A mais comum, é a de que durante as suas permanências na Austrália, Reinado terá estabelecido contactos com os serviços secretos australianos, aceitando «trabalhar» para eles, a troco de protecção para membros da sua família que vivem na Austrália.

Reinado, sería assim uma espécie de «Homem de mão» dos australianos, que seria colocado em campo quando fosse necessário criar condições de instabilidade que permitissem à Austrália entrar no território para condicionar a política timorense. Essa é aliás a estratégia tradicional da Austrália para a região, onde normalmente utiliza este «modus operandi», para garantir o controlo político sobre os pequenos países vizinhos.
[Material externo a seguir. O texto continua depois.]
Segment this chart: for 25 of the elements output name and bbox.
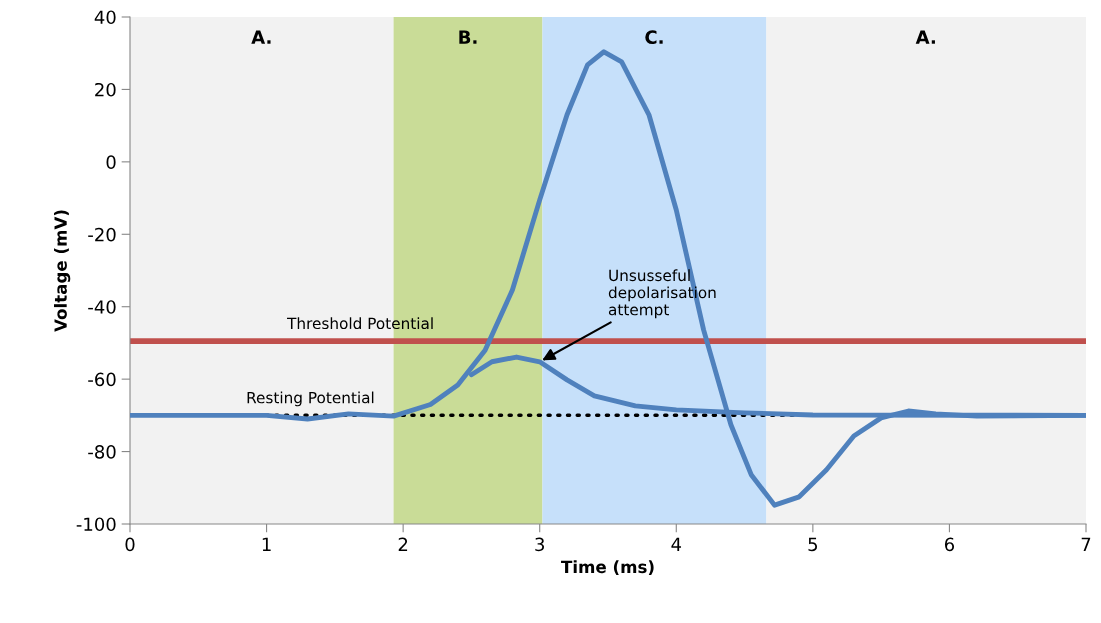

Esta forma de actuação, já foi utilizada pelos australianos na Papua Nova-Guiné e nas ilhas Fidji, normalmente consideradas como sub-departamentos australianos. A Austrália envia forças de «interposição», mas não aprisiona os membros das forças rebeldes, limitando-se a controla-las. De seguida pressiona o governo, ameaçando com a saída das tropas, o que inevitavelmente implicará a volta da instabilidade.

Em Timor, o mesmo método parece ter sido utilizado, e Reinado poderá ter sido o instrumento chave, na implementação desta política australiana de intervenção, disfarçada de apoio ao governo.

Na imprensa australiana, foi mesmo criada a imagem de que Alfredo Reinado era um combatente pela Liberdade, uma espécie de Che-Guevara asiático, que lutava para defender os pobres e os oprimidos.[1]

Terá a Austrália falhado ?
Os planos da Austrália no entanto podem ter encontrado algumas pedras no sapato.

A primeira pedra foi o pedido inicial de apoio militar por parte do governo de Timor, endereçado não só à Austrália e Nova Zelândia, mas também à Malásia e a Portugal.

Com este tipo de tropas no terreno, imediatamente a estratégia australiana ficou algo comprometida. Os australianos entenderam isso de imediato, e tentaram garantir o controlo sobre as forças portuguesas e malaias, o que lhes foi recusado.
Depois disto, tentaram garantir que não haveria intervenção das Nações Unidas e que a operação Timor, se transformaria numa operação entre os governos de Timor e da Austrália, mas também aqui, os seus planos não tiveram consequências.

Presentemente, Reinado transformou-se de vantagem, em encargo, e é provável que Reinado saiba demais.

Se for verdade que Reinado não só foi protegido pelos australianos como que ainda por cima agiu por instruções directas do governo ou de empresas australianas, com o objectivo de criar instabilidade política em Timor, para remover o então Primeiro Ministro Mari Alkatiri, então Reinado tem os dias contados.

Se for aprisionado, poderá não ter outra oportunidade para fugir, e se revelar tudo o que tiver para revelar, deixará a Austrália e o governo australiano em maus lençóis.

Por tudo isto, não restam muitas opções a Reinado, e restarão ainda menos ao governo e às autoridades australianas.

Reinado, ou desaparece de circulação e tenta esconder-se nas montanhas de Timor até cair no esquecimento, ou então está condenado à morte.



[1]A necessidade de inventar um herói popular, ficou expressa nas noticias na imprensa australiana em que se falava na sua resistência durante a invasão indonésia, em 1975, quando Timor era uma província portuguesa. Reinado tinha na altura oito anos de idade.

Este texto é da autoria de Paulo Mendonça e foi publicado em 04.03.2007.